Hi everyone,
So 3 weeks ago I found a small hard lump in my breast and got it checked on Monday by a Dr. They say it feels like a cyst which is what I've been hoping it was but have a check up with a team at the hospital for a brest scan soon. I've been relatively good to not panic about this for the 3 weeks and got on with life as normal.
This morning while washing in the bath I found a much bigger cyst like feeling bump in my groin that is sore when felt. I hadn't noticed it until then so it isn't painful all the time. I'm going to book another appointment asap with the Dr to also get that one checked and see if there could be a link between them. The size suggests I have had it what looks possibly longer than the one in my breast. I am a little scared now though with finding the second one. I'm tired all the time despite slowing down with some things in life and getting plenty of sleep. This isn't the reason I'm scared, it's because my maternal grand mother had breast cancer and my mum had the stage before cancer in her cervix and was given a hysterectomy to prevent it and died of a lung cancer last year that was aggressive and had spread to her bones that appeared like a breast cancer spread.
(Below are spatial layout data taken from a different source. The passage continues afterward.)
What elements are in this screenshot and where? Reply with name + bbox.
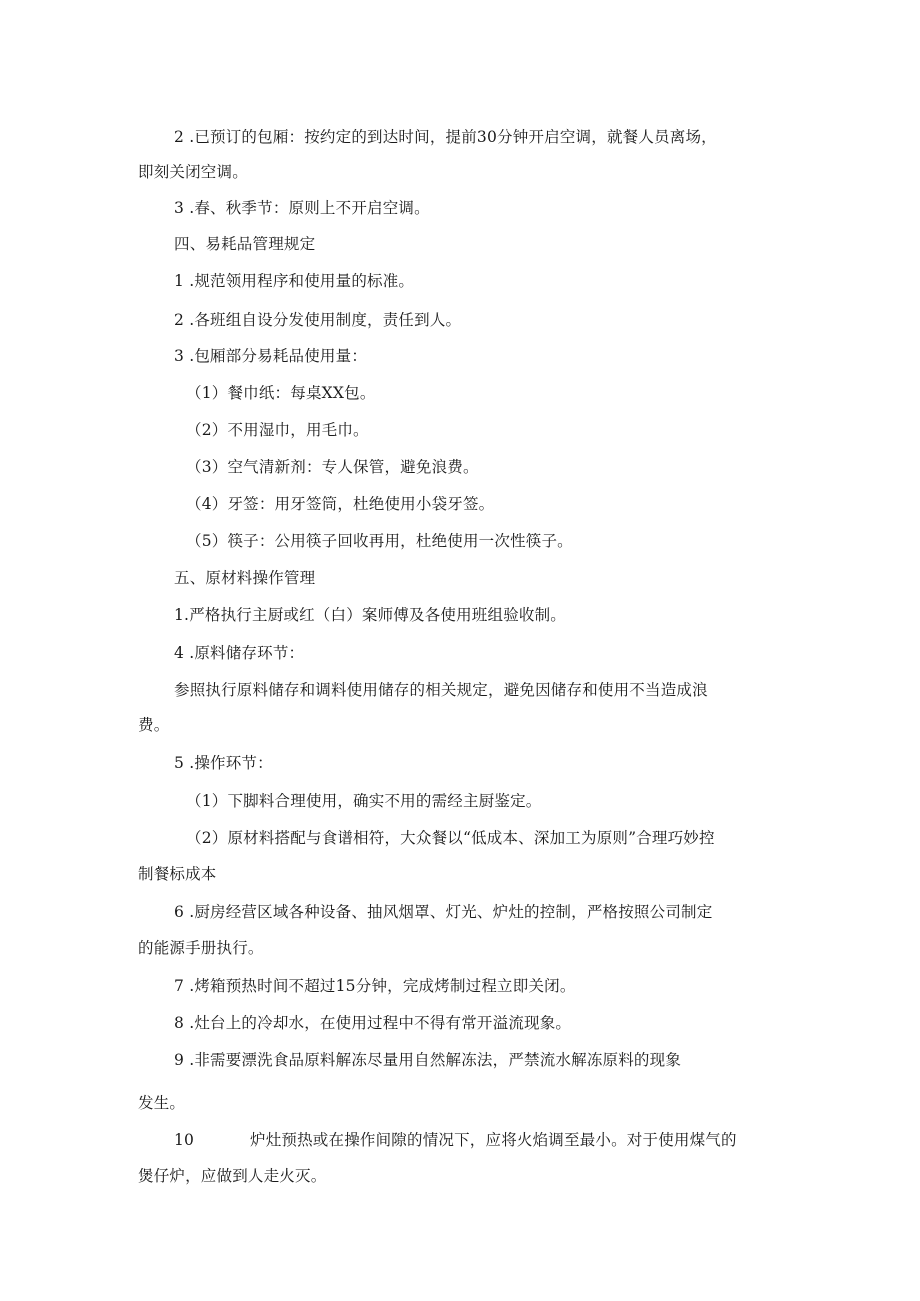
text-line: 7 .烤箱预热时间不超过15分钟，完成烤制过程立即关闭。 bbox=[174, 977, 576, 995]
item-number: 10 bbox=[174, 1131, 195, 1149]
list-item: （2）不用湿巾，用毛巾。 bbox=[186, 421, 369, 439]
text-line: 制餐标成本 bbox=[138, 865, 217, 883]
text-line: 3 .包厢部分易耗品使用量： bbox=[174, 347, 368, 365]
text-line: 2 .已预订的包厢：按约定的到达时间，提前30分钟开启空调，就餐人员离场， bbox=[174, 128, 717, 146]
text-line: 的能源手册执行。 bbox=[138, 939, 264, 957]
list-item: （5）筷子：公用筷子回收再用，杜绝使用一次性筷子。 bbox=[186, 532, 573, 550]
section-heading: 五、原材料操作管理 bbox=[174, 569, 316, 587]
text-line: 即刻关闭空调。 bbox=[138, 163, 248, 181]
text-line: 参照执行原料储存和调料使用储存的相关规定，避免因储存和使用不当造成浪 bbox=[174, 681, 708, 699]
text-line: 炉灶预热或在操作间隙的情况下，应将火焰调至最小。对于使用煤气的 bbox=[250, 1131, 737, 1149]
list-item: （1）下脚料合理使用，确实不用的需经主厨鉴定。 bbox=[186, 792, 542, 810]
text-line: 3 .春、秋季节：原则上不开启空调。 bbox=[174, 199, 430, 217]
text-line: 2 .各班组自设分发使用制度，责任到人。 bbox=[174, 311, 462, 329]
text-line: 5 .操作环节： bbox=[174, 754, 273, 772]
text-line: 6 .厨房经营区域各种设备、抽风烟罩、灯光、炉灶的控制，严格按照公司制定 bbox=[174, 903, 713, 921]
text-line: 费。 bbox=[138, 716, 170, 734]
text-line: 发生。 bbox=[138, 1094, 186, 1112]
text-line: 1.严格执行主厨或红（白）案师傅及各使用班组验收制。 bbox=[174, 606, 566, 624]
text-line: 9 .非需要漂洗食品原料解冻尽量用自然解冻法，严禁流水解冻原料的现象 bbox=[174, 1051, 682, 1069]
text-line: 1 .规范领用程序和使用量的标准。 bbox=[174, 272, 415, 290]
section-heading: 四、易耗品管理规定 bbox=[174, 235, 316, 253]
text-line: 煲仔炉，应做到人走火灭。 bbox=[138, 1167, 327, 1185]
text-line: 8 .灶台上的冷却水，在使用过程中不得有常开溢流现象。 bbox=[174, 1014, 572, 1032]
text-line: 4 .原料储存环节： bbox=[174, 644, 305, 662]
list-item: （1）餐巾纸：每桌XX包。 bbox=[186, 384, 376, 402]
list-item: （3）空气清新剂：专人保管，避免浪费。 bbox=[186, 458, 479, 476]
list-item: （2）原材料搭配与食谱相符，大众餐以“低成本、深加工为原则”合理巧妙控 bbox=[186, 829, 715, 847]
list-item: （4）牙签：用牙签筒，杜绝使用小袋牙签。 bbox=[186, 495, 495, 513]
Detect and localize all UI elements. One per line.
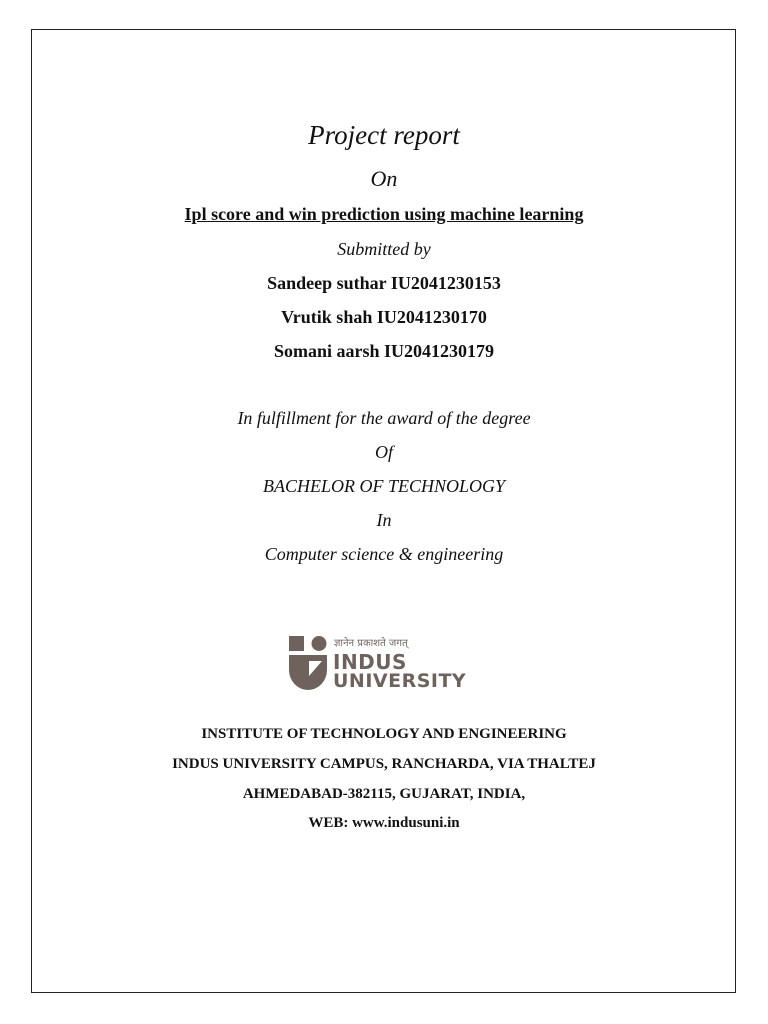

Whilst I'm not saying I think I have cancer, I'm aware these could still be cysts even though I don't have a history of anything like this and I am now 36. I know that this could be anything and it doesn't actually mean this is cancer at all. I just feel a bit panicked with finding this second larger lump. I have 3 children, 2 of which are autistic and a partner that isnt their father but I feel like I don't want to cause them any unneeded concern just yet. I guess I'm hoping someone can give me some advice on whether to be concerned or if anyone wishes to share any experiences with me that sound similar?